Italcementi (+2,28%) altro titolo che torna a salire dopo una pausa (cinque ribassi consecutivi) per cui ora occorre attendere una conferma dell'inversione di tendenza.
Campari (+2,24%) ennesimo nuovo record storico per la società guidata dal grande Bob Kunze Concewitz, vero artefice di questo successo. Gli analisti fanno i conti e scoprono che, ancora una volta, le acquisizioni possono rivelarsi un ottimo affare.
Fondiaria (+1,48%) in controtendenza rispetto agli altri assicurativi, i volumi decisamente anomali farebbero pensare ad una ripartenza verso quote superiori, ben oltre gli 8 euro.
Fiat (+1,47%) dopo le prese di beneficio del giorno precedente una seduta importante, un aiuto è arrivato anche da Intermonte che ha ritoccato il target price a 12,5 euro (ex 11,5 euro).
 
Passiamo ora ai maggiori ribassi.
Unicredit (-2,48%) il giorno delle scadenze tecniche si è rivelato particolarmente pesante proprio per il nostro titolo a maggior capitalizzazione. Non c'è nulla da fare, il comparto è tra i più volatili e non è difficile prevedere che lo sarà anche in futuro.

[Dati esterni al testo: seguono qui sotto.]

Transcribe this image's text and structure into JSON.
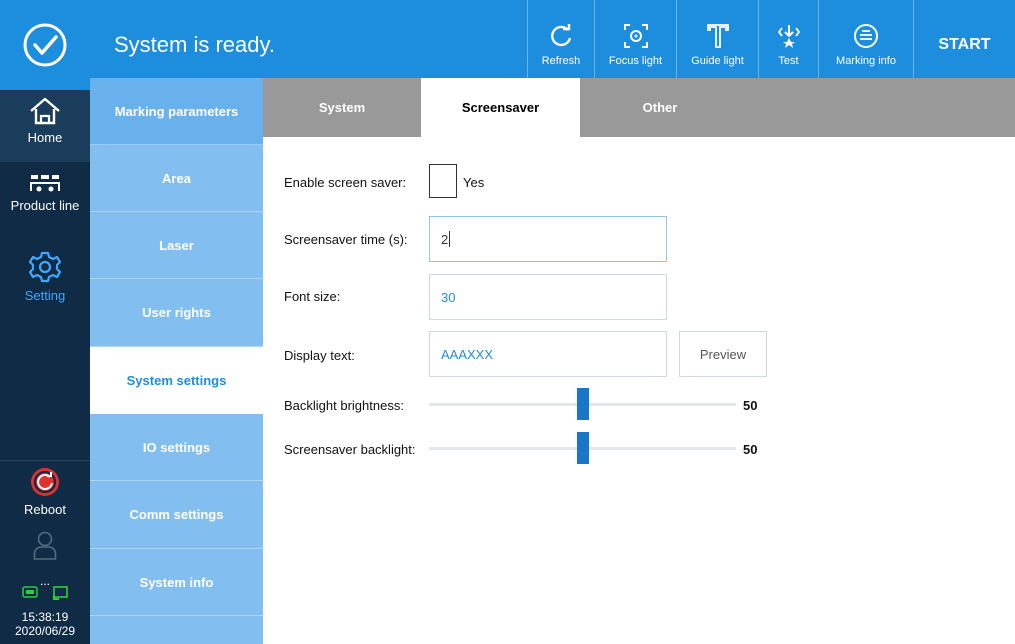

Parmalat (-2,40%) ancora una volta la quota di due euro si è dimostrata fatale al titolo, ritrovata in intraday un paio di giorni fa ora sembra molto lontana.
Lottomatica (-1,72%) appena arriva un rialzo scattano immediatamente le prese di profitto.
Generali (-1,54%) con forti volumi, segnale inequivocabilmente ribassista.
Ubi Banca (-1,46%) quarto ribasso di fila, non è proprio un buon momento.
E' finita anche quest'ottava particolarmente temuta, il ribasso c'è stato, ma non sono mancati anche dati confortanti, oggi, ad esempio, l'indice della fiducia dei consumatori, calcolato dall'Università del Michigan, è risultato migliore delle attese.
La settimana si è dimostrata proficua per le Borse asiatiche e soprattutto per Tokyo, che ha sfruttato al meglio l'intervento sui mercati valutari della BoJ, non si capiva infatti cosa aspettassero ad intervenire le autorità nipponiche, a tal proposito sarà importantissimo vedere le conseguenze della visita, in calendario per la prossima settimana, che il Presidente Kan farà negli Stati Uniti.